The residential rental property sector in the UK is experiencing years of significant crisis. The number of properties available to the public is well below demand with rents rising steadily. The government is in the process of developing a market resolution plan, but it has a long-term perspective. Some measures are designed to alleviate the situation, but it is impossible to do without them, as the problem is quite large. At the same time, the market for buying and selling real estate is growing, where it is possible to acquire interesting options for the subsequent organisation of one’s own rental business.

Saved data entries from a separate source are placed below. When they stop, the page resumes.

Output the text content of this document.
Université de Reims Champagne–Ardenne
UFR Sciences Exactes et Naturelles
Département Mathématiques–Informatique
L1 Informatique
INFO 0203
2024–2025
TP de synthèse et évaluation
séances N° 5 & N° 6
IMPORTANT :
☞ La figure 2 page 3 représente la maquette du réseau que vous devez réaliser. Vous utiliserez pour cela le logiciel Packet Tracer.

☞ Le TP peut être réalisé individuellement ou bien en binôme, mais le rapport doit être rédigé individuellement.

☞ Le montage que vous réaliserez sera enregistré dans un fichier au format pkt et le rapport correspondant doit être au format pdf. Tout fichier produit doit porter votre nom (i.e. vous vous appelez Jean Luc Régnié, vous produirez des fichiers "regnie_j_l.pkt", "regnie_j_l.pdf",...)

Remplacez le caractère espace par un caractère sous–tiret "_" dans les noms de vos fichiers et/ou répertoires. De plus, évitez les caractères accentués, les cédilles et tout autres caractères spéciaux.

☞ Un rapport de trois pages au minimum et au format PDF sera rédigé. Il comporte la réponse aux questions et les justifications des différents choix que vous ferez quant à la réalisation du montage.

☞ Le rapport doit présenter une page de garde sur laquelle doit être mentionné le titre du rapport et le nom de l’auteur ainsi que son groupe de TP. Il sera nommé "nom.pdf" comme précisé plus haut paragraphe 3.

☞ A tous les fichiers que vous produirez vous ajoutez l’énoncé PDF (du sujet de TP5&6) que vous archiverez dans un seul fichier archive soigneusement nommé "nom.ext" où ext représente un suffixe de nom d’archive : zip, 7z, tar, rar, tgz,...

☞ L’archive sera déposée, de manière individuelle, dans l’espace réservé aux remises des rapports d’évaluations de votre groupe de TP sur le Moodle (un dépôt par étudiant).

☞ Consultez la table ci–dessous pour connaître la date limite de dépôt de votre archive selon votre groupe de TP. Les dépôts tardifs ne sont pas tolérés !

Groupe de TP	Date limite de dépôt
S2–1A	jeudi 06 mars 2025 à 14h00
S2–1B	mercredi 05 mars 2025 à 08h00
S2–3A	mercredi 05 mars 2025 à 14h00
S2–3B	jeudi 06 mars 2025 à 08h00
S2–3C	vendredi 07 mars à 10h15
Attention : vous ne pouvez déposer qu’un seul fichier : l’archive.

FAQs about UK lettings sector
Are residential property rentals in demand in the UK right now?
The residential rental property segment in the United Kingdom is in crisis: there are not enough properties on the market to satisfy all demands. The number of lots continues to decline, while rents are rising. Therefore, the residential property sector is experiencing a shortage of flats and houses as never before.
Should we expect rent levels to fall in the near future in the UK?
The crisis in the residential property sector entails only an increase in the size of rental payments. This is due to a decrease in the number of residential properties, the lack of indexation of housing allowances for low-income people, rising costs of maintenance of rented properties, and an increase in landlords’ own expenses. All these factors are causing landlords to increase the value of their properties. In the near future, the government is planning to introduce some bailout measures that should relieve the pressure on the affordable property market, without affecting landlords. On the contrary, tax incentives and offers with reduced mortgage rates to purchase additional properties are expected to be among other ways of regulation.
What measures is the state going to take to solve the problem of flat affordability?
The UK authorities are planning to reform the rental property market, which would give additional guarantees to landlords and at the same time improve the situation of tenants. It is also possible to revise the measures of social support for residents, providing incentive benefits to both tenants and landlords. In the long term, large-scale construction of new residential projects is expected to begin.